Gabriele Venditti
- Born: 25 April 1997 (age 29) Pyskowice, Poland
- Height: 200 cm (6 ft 7 in)
- Weight: 135 kg (298 lb; 21 st 4 lb)

Rugby union career
- Position(s): Lock, Flanker, Number 8
- Current team: Hunter Wildfires

Youth career
- Arvalia Villa Pamphili Rugby Roma, Nuova Rugby Roma

Senior career
- Years: Team / Apps / (Points)
- 2016−2017: Lazio / 3 / (0)
- 2017–2021: Calvisano / 48 / (50)
- 2020: →Zebre Parma / 1 / (0)
- 2020–2023: Zebre Parma / 11 / (5)
- 2023: Calvisano
- 2024−: Hunter Wildfires
- Correct as of 12 November 2022

International career
- Years: Team / Apps / (Points)
- 2016–2017: Italy U20 / 10 / (5)
- Correct as of 12 November 2022

= Gabriele Venditti =

Polish rugby union player

Gabriele Venditti (born 25 April 1997) is a Polish-born Italian professional rugby union player who primarily plays lock for Hunter Wildfires in Australian Shute Shield.

== Professional career ==
Venditti previously played for clubs such as Lazio and Calvisano.
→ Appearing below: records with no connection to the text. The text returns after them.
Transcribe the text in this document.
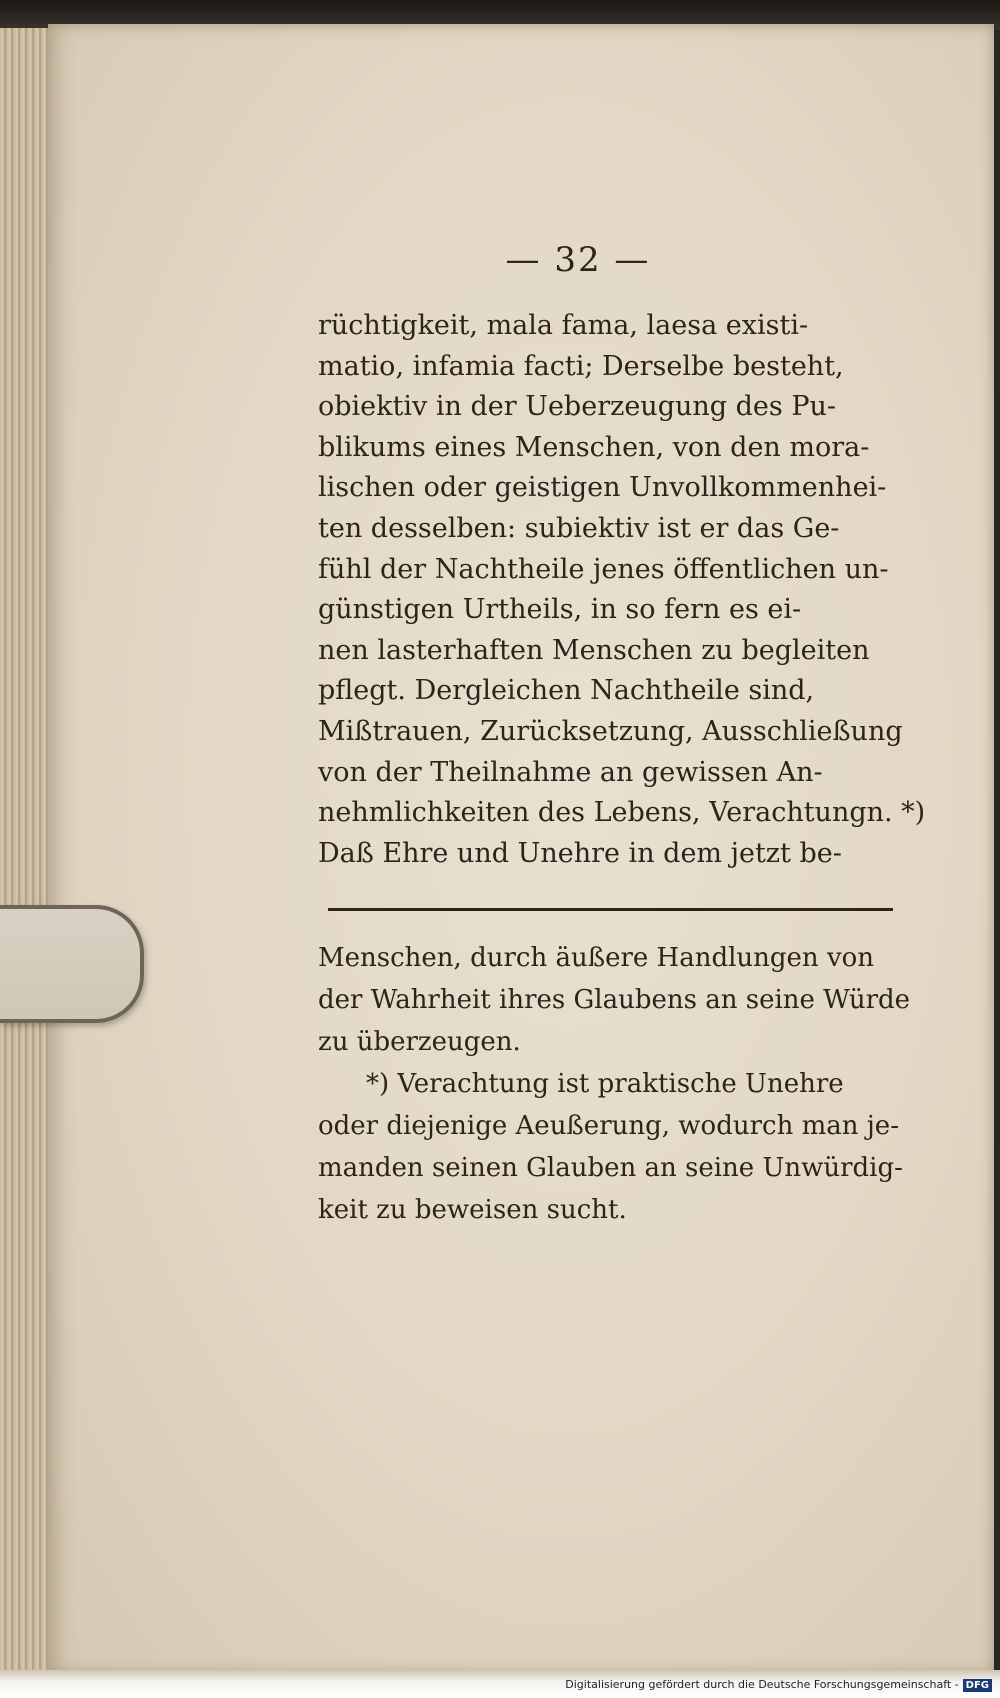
— 32 —
rüchtigkeit, mala fama, laesa existi-
matio, infamia facti; Derselbe besteht,
obiektiv in der Ueberzeugung des Pu-
blikums eines Menschen, von den mora-
lischen oder geistigen Unvollkommenhei-
ten desselben: subiektiv ist er das Ge-
fühl der Nachtheile jenes öffentlichen un-
günstigen Urtheils, in so fern es ei-
nen lasterhaften Menschen zu begleiten
pflegt. Dergleichen Nachtheile sind,
Mißtrauen, Zurücksetzung, Ausschließung
von der Theilnahme an gewissen An-
nehmlichkeiten des Lebens, Verachtungn. *)
Daß Ehre und Unehre in dem jetzt be-
Menschen, durch äußere Handlungen von
der Wahrheit ihres Glaubens an seine Würde
zu überzeugen.
*) Verachtung ist praktische Unehre
oder diejenige Aeußerung, wodurch man je-
manden seinen Glauben an seine Unwürdig-
keit zu beweisen sucht.
Digitalisierung gefördert durch die Deutsche Forschungsgemeinschaft - DFG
Under contract with Calvisano, in 2020–21 Pro14 season, he was named as Additional Player for Zebre.
From 2020 to 2023 he played for Zebre Parma in the United Rugby Championship.
In Autumn 2023 he shortly come back in Calvisano in Italian Serie A.

In 2016 and 2017, Venditti was named in the Italy Under 20 squad.